There’s a good article in today’s Wall Street Journal by economist John Cochrane which reminds us that cheap valuations have historically been a very good predictor of future stock market performance (not a guarantee, of course, just a historical correlation: this time it may be different). One outgrowth of the fact that stocks having gotten “cheaper” is that share prices have not reflected the real economic gains that companies have achieved. To look at the stock market, where 10-year returns are flat to negative, one would think that no progress was made over the last decade. This simply isn’t true. Obviously we are going to have a setback, but even a severe recession is unlikely to undo the bulk of the real advancement. The following 10-year chart of IBM tells a typical story:
Valuation Compression Masks Economic Gains
The top panel shows the price of IBM as well as both trailing and expected earnings. The bottom panel calculates the Price/Earnings ratio based on forward earnings expectations. Looking at the share price of IBM alone, one could infer that this is a company that has not advanced in a decade — yet, over the same period, earnings have more than doubled! The disconnect, of course, is that valuations, as evidenced by the Forward PE chart have steadily declined.
The point is that investors have to be very careful in drawing lessons from the past decade’s stock market, particularly if they focus on share price alone. Certainly one lesson to learn is that valuations are important — and if high valuations should make investors wary, low ones should encourage them to look for opportunities. A common lament in the wealth management industry is that, “this is the only industry on earth that, when prices are ‘on sale,’ buyers run away!”

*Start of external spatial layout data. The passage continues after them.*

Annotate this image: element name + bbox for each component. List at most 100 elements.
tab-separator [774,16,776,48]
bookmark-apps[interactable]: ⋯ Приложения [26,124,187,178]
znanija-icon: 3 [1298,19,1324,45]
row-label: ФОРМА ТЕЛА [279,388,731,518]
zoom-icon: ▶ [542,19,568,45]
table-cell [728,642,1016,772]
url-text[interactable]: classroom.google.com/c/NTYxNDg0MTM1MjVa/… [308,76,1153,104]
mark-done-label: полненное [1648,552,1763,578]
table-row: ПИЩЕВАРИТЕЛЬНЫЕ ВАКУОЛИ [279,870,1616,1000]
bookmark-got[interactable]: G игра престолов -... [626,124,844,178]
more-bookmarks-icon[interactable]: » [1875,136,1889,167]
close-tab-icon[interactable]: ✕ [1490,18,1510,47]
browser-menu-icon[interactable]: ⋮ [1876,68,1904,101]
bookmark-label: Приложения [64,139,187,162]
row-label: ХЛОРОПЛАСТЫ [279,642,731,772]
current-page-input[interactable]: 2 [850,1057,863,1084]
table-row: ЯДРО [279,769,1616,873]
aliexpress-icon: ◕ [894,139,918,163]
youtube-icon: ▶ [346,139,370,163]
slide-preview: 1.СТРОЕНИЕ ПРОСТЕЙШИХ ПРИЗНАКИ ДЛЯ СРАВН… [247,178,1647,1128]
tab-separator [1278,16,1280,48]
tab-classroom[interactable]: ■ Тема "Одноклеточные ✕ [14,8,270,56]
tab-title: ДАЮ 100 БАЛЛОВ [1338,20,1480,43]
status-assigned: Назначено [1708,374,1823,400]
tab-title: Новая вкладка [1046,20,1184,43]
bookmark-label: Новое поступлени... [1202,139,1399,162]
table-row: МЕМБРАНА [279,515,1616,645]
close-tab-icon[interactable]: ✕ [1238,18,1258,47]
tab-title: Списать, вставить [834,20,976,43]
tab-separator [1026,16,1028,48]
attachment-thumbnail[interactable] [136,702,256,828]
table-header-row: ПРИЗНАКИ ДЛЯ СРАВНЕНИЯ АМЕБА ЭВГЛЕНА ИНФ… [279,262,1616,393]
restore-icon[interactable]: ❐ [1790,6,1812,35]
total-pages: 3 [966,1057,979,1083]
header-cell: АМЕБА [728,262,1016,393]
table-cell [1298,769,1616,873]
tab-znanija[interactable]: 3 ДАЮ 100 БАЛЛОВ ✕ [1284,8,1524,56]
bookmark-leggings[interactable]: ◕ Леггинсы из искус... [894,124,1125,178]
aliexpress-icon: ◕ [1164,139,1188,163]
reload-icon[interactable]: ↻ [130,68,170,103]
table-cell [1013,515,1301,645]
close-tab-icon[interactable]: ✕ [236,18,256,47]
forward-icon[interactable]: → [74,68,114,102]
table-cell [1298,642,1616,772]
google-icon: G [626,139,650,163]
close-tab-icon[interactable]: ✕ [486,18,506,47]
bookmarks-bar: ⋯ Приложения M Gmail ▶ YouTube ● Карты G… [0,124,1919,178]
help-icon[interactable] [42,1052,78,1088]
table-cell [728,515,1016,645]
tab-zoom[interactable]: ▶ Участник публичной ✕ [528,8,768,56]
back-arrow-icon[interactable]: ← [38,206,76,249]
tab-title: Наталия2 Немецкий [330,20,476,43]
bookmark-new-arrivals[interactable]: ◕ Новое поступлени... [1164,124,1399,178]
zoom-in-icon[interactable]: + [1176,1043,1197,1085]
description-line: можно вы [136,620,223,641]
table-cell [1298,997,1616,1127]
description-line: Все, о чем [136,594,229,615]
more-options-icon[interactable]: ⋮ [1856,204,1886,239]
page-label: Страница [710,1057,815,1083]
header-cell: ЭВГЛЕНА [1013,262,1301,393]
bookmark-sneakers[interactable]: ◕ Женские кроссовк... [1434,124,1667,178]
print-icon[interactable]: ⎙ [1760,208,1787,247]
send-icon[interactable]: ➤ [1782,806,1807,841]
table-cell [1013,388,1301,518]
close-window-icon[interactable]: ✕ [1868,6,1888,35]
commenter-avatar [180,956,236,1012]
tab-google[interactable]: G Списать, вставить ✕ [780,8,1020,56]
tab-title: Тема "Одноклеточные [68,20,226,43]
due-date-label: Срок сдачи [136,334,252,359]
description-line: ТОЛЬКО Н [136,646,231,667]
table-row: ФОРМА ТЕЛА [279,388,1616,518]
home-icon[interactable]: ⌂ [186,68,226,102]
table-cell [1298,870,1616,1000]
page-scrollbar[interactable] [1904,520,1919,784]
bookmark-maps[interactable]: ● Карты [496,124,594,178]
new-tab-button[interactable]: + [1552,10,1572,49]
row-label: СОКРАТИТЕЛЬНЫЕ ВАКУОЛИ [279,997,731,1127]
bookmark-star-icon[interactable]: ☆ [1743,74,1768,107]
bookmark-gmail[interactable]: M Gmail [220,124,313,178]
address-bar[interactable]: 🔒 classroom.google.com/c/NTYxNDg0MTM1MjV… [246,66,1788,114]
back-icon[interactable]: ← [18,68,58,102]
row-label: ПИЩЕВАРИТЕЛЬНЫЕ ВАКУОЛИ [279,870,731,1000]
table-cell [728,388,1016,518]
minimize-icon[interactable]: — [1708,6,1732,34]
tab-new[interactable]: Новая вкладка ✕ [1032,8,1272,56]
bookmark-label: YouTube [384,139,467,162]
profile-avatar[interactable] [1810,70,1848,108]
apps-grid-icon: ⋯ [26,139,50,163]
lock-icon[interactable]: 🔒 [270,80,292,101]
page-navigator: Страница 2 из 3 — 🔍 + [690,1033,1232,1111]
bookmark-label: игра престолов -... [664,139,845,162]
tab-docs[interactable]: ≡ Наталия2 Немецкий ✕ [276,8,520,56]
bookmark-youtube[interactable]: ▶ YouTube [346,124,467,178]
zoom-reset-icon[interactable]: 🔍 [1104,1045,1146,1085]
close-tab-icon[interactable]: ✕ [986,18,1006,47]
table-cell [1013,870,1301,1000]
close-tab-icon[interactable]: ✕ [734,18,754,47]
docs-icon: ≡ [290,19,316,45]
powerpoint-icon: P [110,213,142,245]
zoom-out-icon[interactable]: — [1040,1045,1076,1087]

An important question to ask is why valuations have declined. At the extremes, one can argue that coming down from the dot-com euphoria is reasonable, and the recent sharp drop is in anticipation of lowered earnings expectations. Yet there is a multi-year trend beyond these extremes. One cannot help but wonder if the overspeculation in the financial world — an unhealthy diversion of too many assets away from traditional investment strategies and into more trading type strategies — has played a role.